I met Slepak for the first time in 1974 when The late Si Frumkin of Los Angeles, Dr. Lou Rosenblum of Cleveland, Bob Wolfe of Miami, and I travelled to Moscow and Leningrad for six days to meet with the refuseniks. In Moscow, a large group of them–a who's who—gathered in an apartment to meet with us. Sharansky, Ida Nudel, Professor Alexander Lerner, Slepak and many others were there. It became clear that the person for whom they all had the greatest respect, and in whom they had the greatest confidence in judgment, was Vladimir Slepak.
He gave us a clear and brilliant assessment of the plight of Soviet Jewry as of that moment. He asked for more outspokenness from the Western Jewish community; more activism on our behalf, and more pressure on the Soviet government. In particular, he and the others urged our support for the Jacskon-Vanik bill in Congress which tied Most Favored Nation status for the USSR to the emigration of Soviet Jews. In the American Jewish community, some questioned the wisdom of that bill fearing it would do more harm than good to the refuseniks and other Soviet Jews. Slepak asked us to disabuse the skeptics of that reticence. “We are asking for support of the Jackson Amendment,” he said. “We are willing to take the risk, what risk are you taking?” To those of us who wanted more action, not less, that was what we were waiting to hear. The message was clear.
In the years that ensued, Slepak became one of the symbols of the Soviet refusenik community. He was a courageous, wise and humble man. He was loved by all who knew him. We were all guided by his pronouncements and requests.
I've met many people in my day who have made a difference for the Jewish community and the world at large. No man sacrificed more, and did more for human rights, than Slepak. When “Refusenik” was premiered at the Jerusalem Film Festival, I travelled to Israel for the event. Slepak was understandably featured prominently in the film, and I wanted to be there as his story and that of the others was told on the big screen. I met Volodya and his wife and human rights partner, Masha, in the lobby of the theater. We embraced and shed some tears. Never has a Sh'hechiyanu” meant more to me than it did on that night. I asked the film's producer, Laura Bialis, to take a picture of me and the Slepak's, which she did. That photo hung in my office where I could see it and be reminded of true courage every day.

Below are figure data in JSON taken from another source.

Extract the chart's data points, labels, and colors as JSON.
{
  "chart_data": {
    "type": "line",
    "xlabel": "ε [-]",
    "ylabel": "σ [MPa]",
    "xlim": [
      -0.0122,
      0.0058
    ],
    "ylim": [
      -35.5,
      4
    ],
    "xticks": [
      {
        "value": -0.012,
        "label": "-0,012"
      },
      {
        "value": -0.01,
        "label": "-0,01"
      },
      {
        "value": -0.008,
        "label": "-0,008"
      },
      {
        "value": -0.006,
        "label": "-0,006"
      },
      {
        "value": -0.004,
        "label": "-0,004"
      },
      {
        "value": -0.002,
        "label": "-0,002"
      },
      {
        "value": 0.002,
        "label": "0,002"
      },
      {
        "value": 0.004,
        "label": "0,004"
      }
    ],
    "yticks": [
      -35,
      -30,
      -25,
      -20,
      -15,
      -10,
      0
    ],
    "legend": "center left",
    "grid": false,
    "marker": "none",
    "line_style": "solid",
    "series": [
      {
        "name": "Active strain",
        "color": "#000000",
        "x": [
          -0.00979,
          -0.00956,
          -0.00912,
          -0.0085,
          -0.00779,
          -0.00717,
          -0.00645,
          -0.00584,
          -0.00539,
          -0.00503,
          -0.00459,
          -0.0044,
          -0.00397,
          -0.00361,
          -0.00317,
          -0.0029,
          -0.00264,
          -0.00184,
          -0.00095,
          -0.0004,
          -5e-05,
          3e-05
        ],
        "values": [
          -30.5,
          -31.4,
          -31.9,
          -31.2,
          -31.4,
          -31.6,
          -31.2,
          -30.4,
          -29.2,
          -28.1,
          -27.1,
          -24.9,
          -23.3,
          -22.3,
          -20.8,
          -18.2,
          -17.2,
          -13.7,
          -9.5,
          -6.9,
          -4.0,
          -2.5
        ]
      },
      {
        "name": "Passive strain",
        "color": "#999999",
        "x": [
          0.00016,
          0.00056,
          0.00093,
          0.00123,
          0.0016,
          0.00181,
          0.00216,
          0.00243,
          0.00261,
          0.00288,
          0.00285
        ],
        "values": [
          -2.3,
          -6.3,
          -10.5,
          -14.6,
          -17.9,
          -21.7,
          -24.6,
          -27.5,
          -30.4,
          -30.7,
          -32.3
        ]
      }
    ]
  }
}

Slepak has not been well for a while. Three years ago he moved from Israel to New York to be closer to his family. His passing was not a surprise, but it leaves a great void in our world. He will be laid to rest in Israel—in Jerusalem— for which he longed so much.
For me, Volodya was the personification of the reason we all fought for Soviet Jewry's freedom. We were fighting for him and, through him, for the rest of them. He will be missed, but what he taught us as Jews and as citizens of a bigger world is eternal.